И она вдруг в явном замешательстве посмотрела на Косточкина. И тот сомлел, уловив серебряный промельк длинных глаз…
— Хотя и не самое лучшее время, — пробормотала она растерянно, но тут же приободрилась и храбро спросила: — В путь?
Косточкин тряхнул, как конь, головой. И чуть ли не ногой ударил по снегу. Девушка засмеялась, оборачиваясь к церкви, как бы встроенной в стену, с золотыми звездами по синему куполу.

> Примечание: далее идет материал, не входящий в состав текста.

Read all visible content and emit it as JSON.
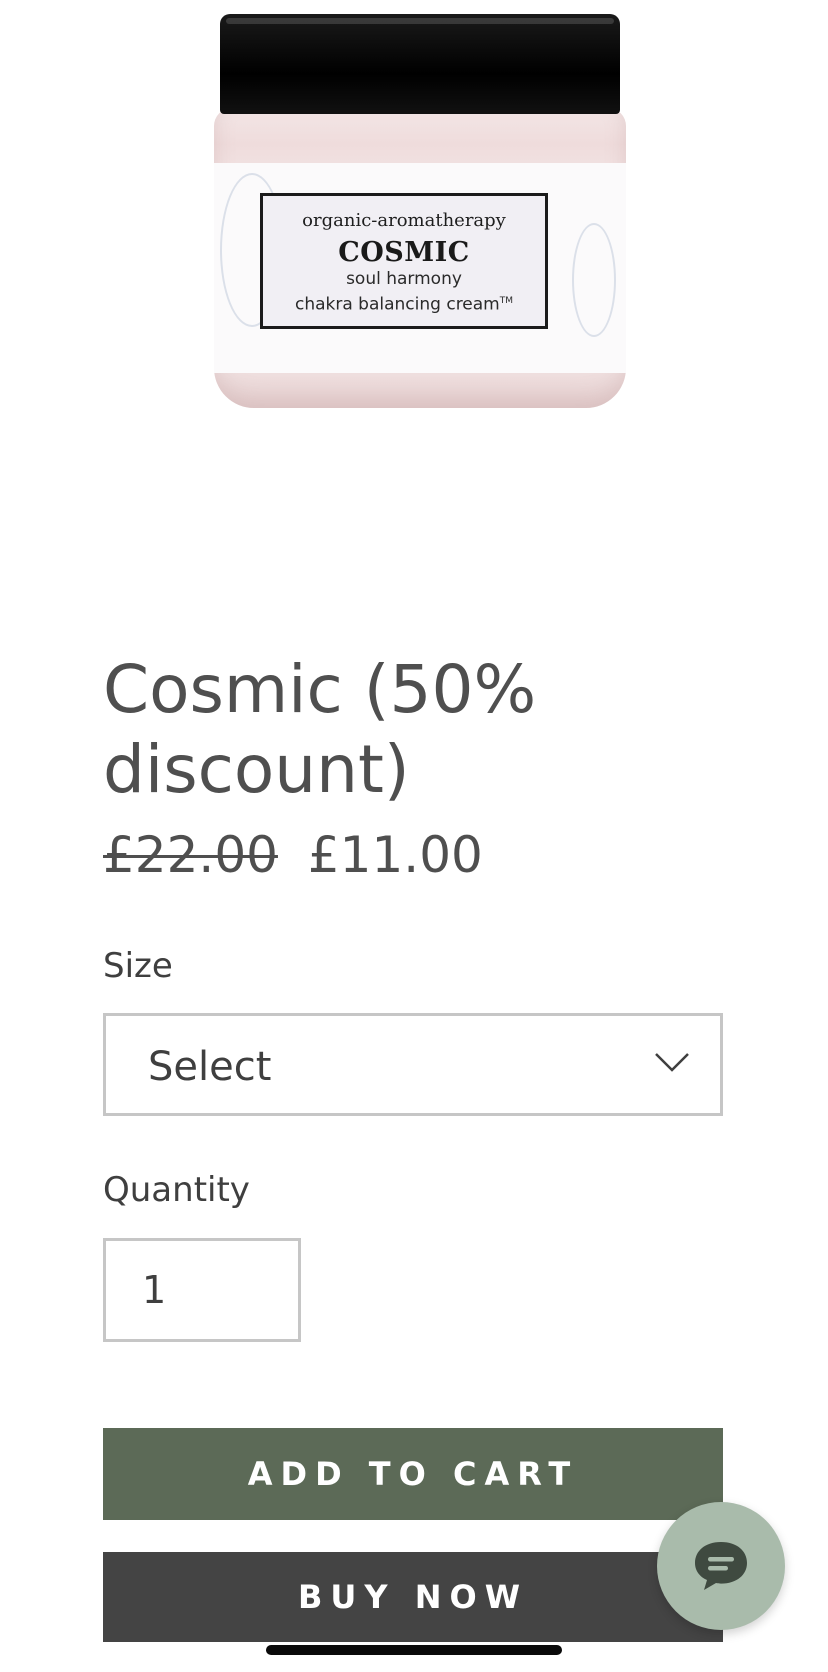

— Ну вот… — проговорила она. — Это и есть Днепровские ворота, у поляков они назывались Королевскими… Раньше здесь была пятиярусная громадина башня с воротами, с внутренней стороны Одигитрия под навесом.
Косточкин спросил: та самая, что приехала в собор после реставрации? Да. Но вообще-то это копия шестнадцатого века, а оригинальная Одигитрия, древняя Одигитрия, которую пожаловал городу Владимир Мономах, княживший здесь и построивший первый собор, исчезла то ли перед войной, то ли во время войны.
— Ее могли забрать поляки? — спросил Косточкин.
Они обходили стену. Яна взглянула на него удивленно.
— Поляки вообще-то с немцами воевали, — сказала она.
— О какой войне речь?
Оказывается, икона пропала во время Второй мировой, а где она была при поляках и литовцах, неизвестно. Но список, тот, что сейчас в соборе, вроде бы находился здесь, на башне… которой нет. А древняя Одигитрия сокрылась то ли от большевиков, то ли от фашистов. Или от тех и других вместе, что роднит оба режима. Может, находится где-то в подземельях, или в тайнике какой-нибудь башни, или где-то еще, кто знает. Полотна великих живописцев то и дело находят в каких-то чуланах. Косточкин припомнил фильм об одной американке, любительнице порыться в помойках и на свалках, пошариться по лавкам старьевщиков — где она однажды и прикупила за доллар или два многомиллионный шедевр Джексона Поллока.
— Дурацкая история, вполне в американском духе, — сказала Яна, наморщив носик. — Главное в ней: пять долларов и пятьдесят миллионов. И до сих пор не смогли точно решить, его это картина или нет. Там и отпечаток пальца фигурирует. Смешно. Такой шедевр, что только по отпечатку и можно отличить, подделка или нет. Вообще какофония этого алкаша мне не по душе совсем. Уж Кандинский чище, благороднее. У него надо учиться линии и цвету. А Поллок — попса.
— Иногда меня тянет на абстракции, — признался Косточкин. — Когда надоедает определенность тупая…
— Разве возможен абстракционизм в фотографии?
— Не знаю, — признался Косточкин, а сам подумал, что вот сейчас фотографирует вслепую, с ручной фокусировкой, и, может, что-то такое похожее и делает.